La presse de caniveau et ses commentateurs. — Ils lisent « immolation », « Marocain » et « permis de séjour » dans un article de presse (un torchon rédigé à la va-vite) et leur cerveau (?) démarre au quart de tour. Ils écrivent : « Encore un assisté », « Un de moins » (texto) ou bien le très relevé « Crève ! » (... raclure ?), sans oublier évidemment la panoplie complète du « Et pendant ce temps, nous les Belges, on souffre en silence ! » et du « Et qui va encore payer les frais d'hôpitaux ? » Si je leur réponds, je me ferai à coup sûr traiter de « gauchiste » (ce qui est vrai, et par ailleurs un très beau compliment, surtout quand il arrive par l'intermédiaire du clavier d'un facho à la limite de l'analphabétisme) ou de « socialo-bobo » : un terme grâce auquel ces couillons arrivent à mettre dans le même ensemble un écolo, un communiste et un social-démocrate, voire même le jeune gars de droite qui vérifie les cours de la bourse à la table d'un café branché. Toute réponse apportée à ces enragés est vaine, terriblement vaine. Il est déjà trop tard. Quoi que je dise — quoi que nous disions —, ils me — nous — taxeront de « bien-pensance », alors qu'ils sont les pires des conformistes ; alors qu'ils s'inscrivent à la perfection dans le climat délétère qui ronge actuellement la vieille Europe. — Que disait l'autre ? « Fuis, mon ami, fuis dans ta solitude ! » Et si jamais cette fuite-là ne suffisait plus ? Et si jamais ces zombies me rattrapaient, avec leur talion et leur guillotine ? Eh bien plutôt mourir que de partager le quotidien et les idées des « braves gens comme tout le monde » adeptes malgré tout de la torture et de la punition pour l'exemple — de la barbarie !

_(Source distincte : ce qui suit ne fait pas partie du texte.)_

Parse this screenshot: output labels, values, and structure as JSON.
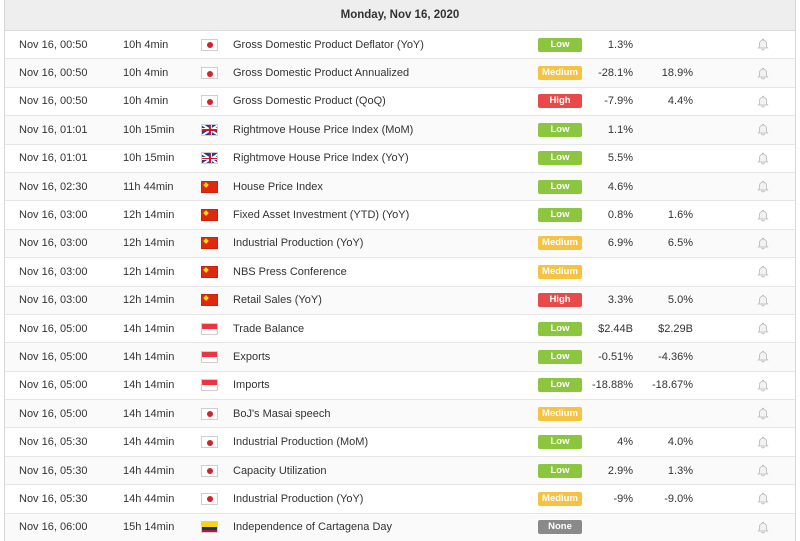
{
  "header": {
    "date": "Monday, Nov 16, 2020"
  },
  "colors": {
    "low": "#8cc63f",
    "medium": "#f5c242",
    "high": "#e84a4a",
    "none": "#8a8a8a"
  },
  "icons": {
    "bell": "bell-icon"
  },
  "events": [
    {
      "date": "Nov 16, 00:50",
      "until": "10h 4min",
      "flag": "jp",
      "event": "Gross Domestic Product Deflator (YoY)",
      "importance": "Low",
      "level": "low",
      "actual": "1.3%",
      "previous": ""
    },
    {
      "date": "Nov 16, 00:50",
      "until": "10h 4min",
      "flag": "jp",
      "event": "Gross Domestic Product Annualized",
      "importance": "Medium",
      "level": "medium",
      "actual": "-28.1%",
      "previous": "18.9%"
    },
    {
      "date": "Nov 16, 00:50",
      "until": "10h 4min",
      "flag": "jp",
      "event": "Gross Domestic Product (QoQ)",
      "importance": "High",
      "level": "high",
      "actual": "-7.9%",
      "previous": "4.4%"
    },
    {
      "date": "Nov 16, 01:01",
      "until": "10h 15min",
      "flag": "gb",
      "event": "Rightmove House Price Index (MoM)",
      "importance": "Low",
      "level": "low",
      "actual": "1.1%",
      "previous": ""
    },
    {
      "date": "Nov 16, 01:01",
      "until": "10h 15min",
      "flag": "gb",
      "event": "Rightmove House Price Index (YoY)",
      "importance": "Low",
      "level": "low",
      "actual": "5.5%",
      "previous": ""
    },
    {
      "date": "Nov 16, 02:30",
      "until": "11h 44min",
      "flag": "cn",
      "event": "House Price Index",
      "importance": "Low",
      "level": "low",
      "actual": "4.6%",
      "previous": ""
    },
    {
      "date": "Nov 16, 03:00",
      "until": "12h 14min",
      "flag": "cn",
      "event": "Fixed Asset Investment (YTD) (YoY)",
      "importance": "Low",
      "level": "low",
      "actual": "0.8%",
      "previous": "1.6%"
    },
    {
      "date": "Nov 16, 03:00",
      "until": "12h 14min",
      "flag": "cn",
      "event": "Industrial Production (YoY)",
      "importance": "Medium",
      "level": "medium",
      "actual": "6.9%",
      "previous": "6.5%"
    },
    {
      "date": "Nov 16, 03:00",
      "until": "12h 14min",
      "flag": "cn",
      "event": "NBS Press Conference",
      "importance": "Medium",
      "level": "medium",
      "actual": "",
      "previous": ""
    },
    {
      "date": "Nov 16, 03:00",
      "until": "12h 14min",
      "flag": "cn",
      "event": "Retail Sales (YoY)",
      "importance": "High",
      "level": "high",
      "actual": "3.3%",
      "previous": "5.0%"
    },
    {
      "date": "Nov 16, 05:00",
      "until": "14h 14min",
      "flag": "sg",
      "event": "Trade Balance",
      "importance": "Low",
      "level": "low",
      "actual": "$2.44B",
      "previous": "$2.29B"
    },
    {
      "date": "Nov 16, 05:00",
      "until": "14h 14min",
      "flag": "sg",
      "event": "Exports",
      "importance": "Low",
      "level": "low",
      "actual": "-0.51%",
      "previous": "-4.36%"
    },
    {
      "date": "Nov 16, 05:00",
      "until": "14h 14min",
      "flag": "sg",
      "event": "Imports",
      "importance": "Low",
      "level": "low",
      "actual": "-18.88%",
      "previous": "-18.67%"
    },
    {
      "date": "Nov 16, 05:00",
      "until": "14h 14min",
      "flag": "jp",
      "event": "BoJ's Masai speech",
      "importance": "Medium",
      "level": "medium",
      "actual": "",
      "previous": ""
    },
    {
      "date": "Nov 16, 05:30",
      "until": "14h 44min",
      "flag": "jp",
      "event": "Industrial Production (MoM)",
      "importance": "Low",
      "level": "low",
      "actual": "4%",
      "previous": "4.0%"
    },
    {
      "date": "Nov 16, 05:30",
      "until": "14h 44min",
      "flag": "jp",
      "event": "Capacity Utilization",
      "importance": "Low",
      "level": "low",
      "actual": "2.9%",
      "previous": "1.3%"
    },
    {
      "date": "Nov 16, 05:30",
      "until": "14h 44min",
      "flag": "jp",
      "event": "Industrial Production (YoY)",
      "importance": "Medium",
      "level": "medium",
      "actual": "-9%",
      "previous": "-9.0%"
    },
    {
      "date": "Nov 16, 06:00",
      "until": "15h 14min",
      "flag": "co",
      "event": "Independence of Cartagena Day",
      "importance": "None",
      "level": "none",
      "actual": "",
      "previous": ""
    }
  ]
}
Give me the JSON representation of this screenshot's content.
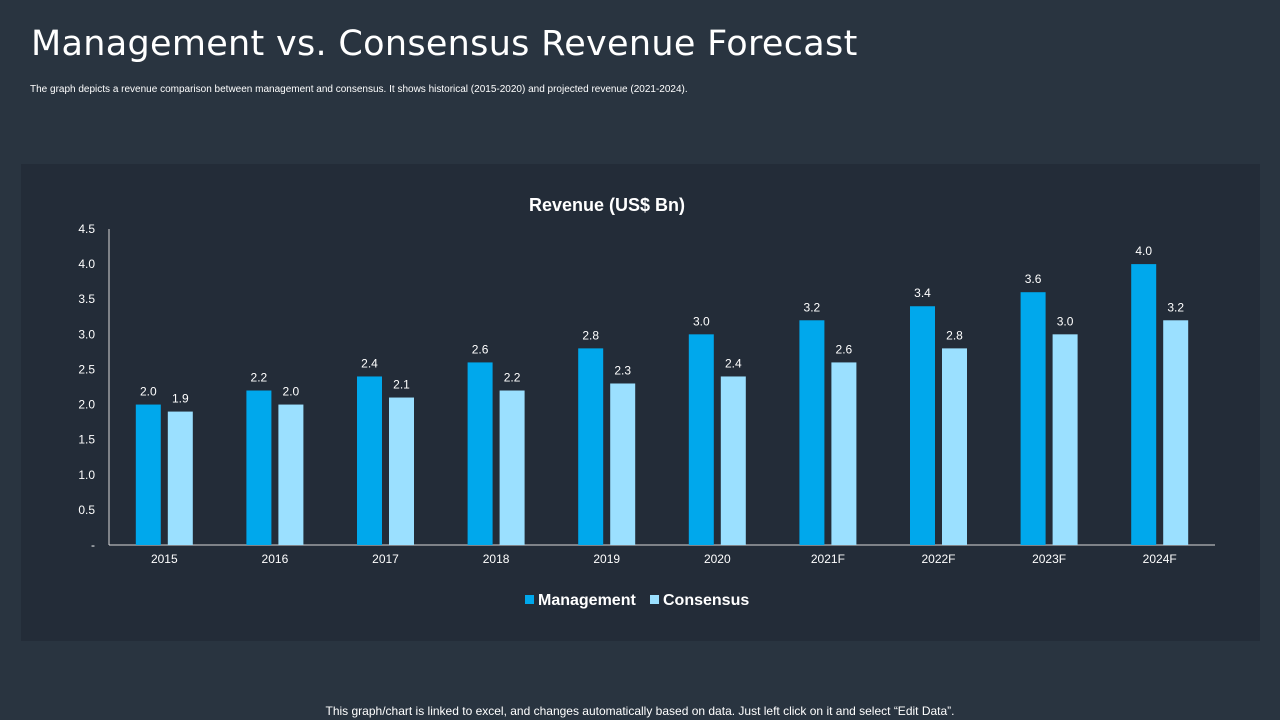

Points de suspension. — Je les adore, peut-être même presque autant que les tirets cadratins ! Donc, lorsque, à la pause café, mes collègues en discutent (pas nécessairement en mal, cela dit), je me sens obligé de prendre le rôle de l'avocat de la défense. Wynka explique que son ancien chef les détestait : « Ces trois points, pour lui, c'était le synonyme de l'indécision féminine. » Ben voyons ! (N'importe quoi.) Utilisés à bon escient, les points de suspension permettent pourtant d'éviter de bien pénibles développements : quand ce qu'on voulait dire est dit et que le prolongement de notre pensée est assuré, à quoi bon continuer de remplir une page avec des mots ? Trois points de suspension et voilà que la phrase jamais écrite mais néanmoins pensée s'imprime comme par enchantement dans l'esprit des lecteurs !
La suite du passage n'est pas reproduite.